DIOCESI – Lectio delle Sorelle Clarisse del monastero Santa Speranza di San Benedetto del Tronto.

La pagina evangelica che oggi la liturgia ci propone è tratta dal Vangelo di Giovanni. Siamo agli inizi del suo scritto, al secondo capitolo. Ma, a differenza degli altri evangelisti, Giovanni non ci racconta la storia del Gesù Bambino, povero, umile, nato da Maria, custodito da Giuseppe, cantato dagli angeli. Giovanni ci descrive Gesù come un vero e proprio contestatore, un accusatore, addirittura un provocatore. Un Gesù che inizia la sua vita dicendo “così non va!”.

Siamo nel tempio di Gerusalemme, in prossimità della Pasqua. Gesù «trovò nel tempio gente che vendeva buoi, pecore e colombe e, là seduti, i cambiamonete. Allora fece una frusta di cordicelle e scacciò tutti fuori del tempio, con le pecore e i buoi; gettò a terra il denaro dei cambiamonete e ne rovesciò i banchi».

Ma, spieghiamo il perché della presenza dei venditori e dei cambiamonete.

Praticamente la prassi era questa: vuoi offrire un sacrificio nel tempio? Devi comprare degli animali. Ma, per l’acquisto, non è possibile utilizzare la moneta della tua terra, devi cambiare i soldi secondo la nostra valuta.

Perché Gesù contesta questo tempio, questa forma di culto?

Perché si tratta di un tempio, di un culto che vuole che, prima di tutto, tu rinneghi te stesso, la tua identità culturale, di pensiero, la tua sensibilità. Ecco il significato vero del “cambiare moneta”: si entra nel tempio solo rinunciando alla propria originalità, libertà, essenza, solo adeguandosi, uniformandosi a chi nel tempio ha già diritto di stare.

Cosa significa tutto questo per noi? Oggi non ci sono buoi, pecore, colombe, cambiamonete agli ingressi delle nostre chiese.
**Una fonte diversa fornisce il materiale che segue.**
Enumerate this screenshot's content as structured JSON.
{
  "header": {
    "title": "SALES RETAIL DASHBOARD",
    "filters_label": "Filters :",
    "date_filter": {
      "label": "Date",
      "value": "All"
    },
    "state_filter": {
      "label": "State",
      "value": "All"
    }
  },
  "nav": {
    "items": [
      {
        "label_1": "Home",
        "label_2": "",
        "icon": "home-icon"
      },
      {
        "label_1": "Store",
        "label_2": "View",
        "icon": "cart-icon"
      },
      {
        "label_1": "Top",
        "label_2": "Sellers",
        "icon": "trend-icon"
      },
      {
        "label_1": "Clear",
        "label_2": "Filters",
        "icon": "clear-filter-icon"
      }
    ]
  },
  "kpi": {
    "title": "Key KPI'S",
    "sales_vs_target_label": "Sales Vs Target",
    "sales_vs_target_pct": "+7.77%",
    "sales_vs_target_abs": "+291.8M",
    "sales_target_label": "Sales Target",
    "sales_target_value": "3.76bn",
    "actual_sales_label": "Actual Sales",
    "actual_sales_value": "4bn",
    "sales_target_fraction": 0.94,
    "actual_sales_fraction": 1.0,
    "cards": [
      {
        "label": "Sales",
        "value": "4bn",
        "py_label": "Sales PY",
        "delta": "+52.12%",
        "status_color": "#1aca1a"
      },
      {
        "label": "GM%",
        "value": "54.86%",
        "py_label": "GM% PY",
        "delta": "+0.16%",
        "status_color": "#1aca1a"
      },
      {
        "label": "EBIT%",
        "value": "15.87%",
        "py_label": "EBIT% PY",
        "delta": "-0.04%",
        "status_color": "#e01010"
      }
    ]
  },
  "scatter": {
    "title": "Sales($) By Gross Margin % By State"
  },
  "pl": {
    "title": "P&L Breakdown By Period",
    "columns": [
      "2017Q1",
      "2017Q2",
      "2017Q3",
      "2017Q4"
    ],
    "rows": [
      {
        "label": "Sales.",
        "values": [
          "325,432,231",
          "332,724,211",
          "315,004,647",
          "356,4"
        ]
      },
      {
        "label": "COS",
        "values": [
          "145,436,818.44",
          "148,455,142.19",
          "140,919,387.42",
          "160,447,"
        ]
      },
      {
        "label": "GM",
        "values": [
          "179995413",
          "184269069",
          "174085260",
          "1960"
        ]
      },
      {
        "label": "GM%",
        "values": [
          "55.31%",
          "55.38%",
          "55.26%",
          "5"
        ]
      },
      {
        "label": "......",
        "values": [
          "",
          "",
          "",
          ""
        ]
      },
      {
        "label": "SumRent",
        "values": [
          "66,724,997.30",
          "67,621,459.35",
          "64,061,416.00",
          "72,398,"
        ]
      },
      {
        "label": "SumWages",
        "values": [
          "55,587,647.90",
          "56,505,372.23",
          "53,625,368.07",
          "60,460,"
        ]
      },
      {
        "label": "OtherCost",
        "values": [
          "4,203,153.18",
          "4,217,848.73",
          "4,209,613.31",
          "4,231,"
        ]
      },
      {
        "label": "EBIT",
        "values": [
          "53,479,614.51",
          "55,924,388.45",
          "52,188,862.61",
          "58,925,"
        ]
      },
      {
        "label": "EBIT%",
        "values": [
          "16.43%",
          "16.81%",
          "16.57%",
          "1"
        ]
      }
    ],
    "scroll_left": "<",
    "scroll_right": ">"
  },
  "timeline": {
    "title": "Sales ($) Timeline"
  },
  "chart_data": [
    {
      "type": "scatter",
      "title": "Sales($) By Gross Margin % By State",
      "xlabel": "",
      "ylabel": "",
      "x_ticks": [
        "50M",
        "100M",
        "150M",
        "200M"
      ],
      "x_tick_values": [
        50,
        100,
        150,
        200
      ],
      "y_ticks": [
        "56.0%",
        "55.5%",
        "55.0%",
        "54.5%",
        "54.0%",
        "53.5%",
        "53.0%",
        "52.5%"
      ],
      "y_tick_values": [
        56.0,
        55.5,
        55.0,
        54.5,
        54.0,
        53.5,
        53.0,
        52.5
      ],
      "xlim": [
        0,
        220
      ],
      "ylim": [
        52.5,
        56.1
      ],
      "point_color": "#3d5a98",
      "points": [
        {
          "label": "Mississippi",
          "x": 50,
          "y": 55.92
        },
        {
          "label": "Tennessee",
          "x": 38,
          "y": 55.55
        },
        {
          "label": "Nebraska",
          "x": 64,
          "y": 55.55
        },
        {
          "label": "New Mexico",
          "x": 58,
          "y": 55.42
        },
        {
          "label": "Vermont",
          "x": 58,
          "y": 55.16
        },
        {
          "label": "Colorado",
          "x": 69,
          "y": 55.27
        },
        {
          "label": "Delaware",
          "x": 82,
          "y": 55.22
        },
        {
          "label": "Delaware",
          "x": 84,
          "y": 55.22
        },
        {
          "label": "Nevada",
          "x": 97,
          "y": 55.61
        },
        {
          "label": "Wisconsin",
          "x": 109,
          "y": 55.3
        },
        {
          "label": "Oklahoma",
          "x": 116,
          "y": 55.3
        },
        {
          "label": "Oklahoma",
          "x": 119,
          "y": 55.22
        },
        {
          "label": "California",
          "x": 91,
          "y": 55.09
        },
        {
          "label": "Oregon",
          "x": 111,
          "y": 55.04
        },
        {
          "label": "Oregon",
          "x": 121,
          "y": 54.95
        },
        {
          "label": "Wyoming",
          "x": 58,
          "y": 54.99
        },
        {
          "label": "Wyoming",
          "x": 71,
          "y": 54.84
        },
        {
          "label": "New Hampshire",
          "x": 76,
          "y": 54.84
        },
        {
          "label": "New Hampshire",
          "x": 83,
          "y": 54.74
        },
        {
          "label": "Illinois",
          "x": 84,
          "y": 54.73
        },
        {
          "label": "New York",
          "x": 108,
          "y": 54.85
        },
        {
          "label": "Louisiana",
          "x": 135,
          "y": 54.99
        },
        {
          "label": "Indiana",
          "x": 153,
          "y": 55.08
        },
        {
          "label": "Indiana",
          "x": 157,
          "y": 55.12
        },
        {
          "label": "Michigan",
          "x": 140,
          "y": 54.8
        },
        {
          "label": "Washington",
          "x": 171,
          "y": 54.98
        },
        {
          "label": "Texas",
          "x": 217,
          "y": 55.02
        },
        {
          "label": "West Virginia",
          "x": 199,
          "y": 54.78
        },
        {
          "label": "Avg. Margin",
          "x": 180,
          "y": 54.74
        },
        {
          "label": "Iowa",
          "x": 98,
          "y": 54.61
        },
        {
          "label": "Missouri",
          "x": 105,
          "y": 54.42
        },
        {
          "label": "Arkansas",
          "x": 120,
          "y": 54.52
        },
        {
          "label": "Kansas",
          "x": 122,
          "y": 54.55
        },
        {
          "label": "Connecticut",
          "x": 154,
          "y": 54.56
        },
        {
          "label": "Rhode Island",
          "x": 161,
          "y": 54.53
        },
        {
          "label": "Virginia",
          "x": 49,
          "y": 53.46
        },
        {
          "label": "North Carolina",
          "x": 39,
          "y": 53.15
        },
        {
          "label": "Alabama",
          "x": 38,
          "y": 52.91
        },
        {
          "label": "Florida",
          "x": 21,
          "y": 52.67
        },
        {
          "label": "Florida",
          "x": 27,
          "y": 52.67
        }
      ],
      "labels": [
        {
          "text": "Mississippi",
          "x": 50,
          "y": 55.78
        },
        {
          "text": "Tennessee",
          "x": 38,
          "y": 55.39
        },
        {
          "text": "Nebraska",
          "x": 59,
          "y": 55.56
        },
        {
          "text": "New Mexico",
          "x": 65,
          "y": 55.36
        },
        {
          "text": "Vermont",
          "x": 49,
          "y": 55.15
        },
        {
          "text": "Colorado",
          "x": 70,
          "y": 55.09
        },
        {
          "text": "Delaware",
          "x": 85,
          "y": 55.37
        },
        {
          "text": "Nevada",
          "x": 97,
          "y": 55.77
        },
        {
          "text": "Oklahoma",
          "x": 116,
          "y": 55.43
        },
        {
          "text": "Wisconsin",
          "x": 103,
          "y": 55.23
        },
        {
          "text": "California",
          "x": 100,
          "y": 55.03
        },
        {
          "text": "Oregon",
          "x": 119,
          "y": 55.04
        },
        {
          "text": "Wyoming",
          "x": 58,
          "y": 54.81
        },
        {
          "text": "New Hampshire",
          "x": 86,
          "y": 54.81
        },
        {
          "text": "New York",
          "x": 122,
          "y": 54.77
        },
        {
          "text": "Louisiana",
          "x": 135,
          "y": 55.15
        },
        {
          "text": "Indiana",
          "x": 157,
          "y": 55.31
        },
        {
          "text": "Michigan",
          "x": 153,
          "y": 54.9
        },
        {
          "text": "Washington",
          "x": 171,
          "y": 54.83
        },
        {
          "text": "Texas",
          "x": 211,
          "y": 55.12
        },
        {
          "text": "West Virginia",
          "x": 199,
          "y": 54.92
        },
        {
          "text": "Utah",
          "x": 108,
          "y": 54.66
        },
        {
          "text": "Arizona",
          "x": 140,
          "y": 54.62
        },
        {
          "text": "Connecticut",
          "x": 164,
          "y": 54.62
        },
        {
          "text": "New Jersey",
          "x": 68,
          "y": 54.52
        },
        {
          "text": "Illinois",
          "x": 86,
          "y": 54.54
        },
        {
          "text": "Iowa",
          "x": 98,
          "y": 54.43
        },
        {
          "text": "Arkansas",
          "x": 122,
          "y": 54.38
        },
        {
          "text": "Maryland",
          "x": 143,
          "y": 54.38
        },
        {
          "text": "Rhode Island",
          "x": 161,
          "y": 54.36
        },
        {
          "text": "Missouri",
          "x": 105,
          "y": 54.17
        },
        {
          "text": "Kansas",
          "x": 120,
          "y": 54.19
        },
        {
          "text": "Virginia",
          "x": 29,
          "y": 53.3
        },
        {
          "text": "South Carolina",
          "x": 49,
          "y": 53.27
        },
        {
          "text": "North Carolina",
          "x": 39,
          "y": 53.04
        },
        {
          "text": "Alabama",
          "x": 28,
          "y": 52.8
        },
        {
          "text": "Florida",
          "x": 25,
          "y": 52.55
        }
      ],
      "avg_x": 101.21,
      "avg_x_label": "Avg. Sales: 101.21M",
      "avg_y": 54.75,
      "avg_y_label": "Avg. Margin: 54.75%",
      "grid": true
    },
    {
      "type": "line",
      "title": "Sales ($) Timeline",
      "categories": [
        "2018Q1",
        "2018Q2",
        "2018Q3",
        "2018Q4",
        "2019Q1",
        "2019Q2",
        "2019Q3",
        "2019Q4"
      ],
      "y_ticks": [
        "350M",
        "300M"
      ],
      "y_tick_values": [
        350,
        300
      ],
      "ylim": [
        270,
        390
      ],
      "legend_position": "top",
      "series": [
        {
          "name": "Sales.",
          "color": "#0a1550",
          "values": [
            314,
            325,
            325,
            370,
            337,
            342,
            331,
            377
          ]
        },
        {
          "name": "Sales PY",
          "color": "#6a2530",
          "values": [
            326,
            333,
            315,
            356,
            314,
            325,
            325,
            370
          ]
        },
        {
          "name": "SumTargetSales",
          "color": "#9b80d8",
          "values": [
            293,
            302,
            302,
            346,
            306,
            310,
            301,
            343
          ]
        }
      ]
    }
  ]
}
Ma può esserci una barriera, possono esserci dei muri che dicono “fino a che tu sei come sei, non puoi entrare”. Cambia, adattati, rientra nella norma del classico bravo fedele e potrai entrare.

Ma, se la mentalità è quella del “cambiamonete”, lo spirito religioso è quello del “io ti do, tu mi dai”.

Un Dio, cioè, che ci paga per quello che facciamo, un Dio pagatore delle nostre buone azioni: “osserva le legge così andrai in paradiso!”

Un sovrano da imbonire, da riverire, da comprare. Un Dio con cui scambiare merce: il nostro merito per il suo premio, i nostri sacrifici per la sua benevolenza, le nostre opere per il suo favore. Solo un rapporto di dare/avere…che Gesù mette completamente a soqquadro.

Perché tutto questo non c’entra nulla con il Dio di Gesù Cristo!

Il mercato non è il demonio, assolutamente, ma la sua è una logica che non può essere applicata al rapporto tra Dio e l’uomo. Misericordia, perdono, pazienza, lungimiranza, tenerezza sono escluse dal mercato. Leggiamo, invece, nel salmo che la legge del Signore rinfranca l’anima, fa gioire il cuore, illumina gli occhi…non sono i termini di un rapporto formale ma di una relazione d’amore vera e propria. Si parla di anima, di cuore, di occhi, di gioia, di consolazione ed ancora di saggezza, di fedeltà, di giustizia.

E questo è anche il senso dei dieci comandamenti, o meglio delle dieci Parole che Dio dona al suo popolo Israele sul monte Sinai, attraverso Mosè, lo leggiamo nella prima lettura. Parole che continua a donare ogni giorno a ciascuno di noi. Non un codice di condotta morale, non un percorso a punti per cui più lo seguiamo più scaliamo la classifica dei bravi e diligenti cristiani ma leggi, precetti, comandi che non sono altro che parole d’amore di cui Dio ci ricolma affinché abbiamo la possibilità di riconoscere e scegliere nella nostra esistenza il bene, il buono, la vita.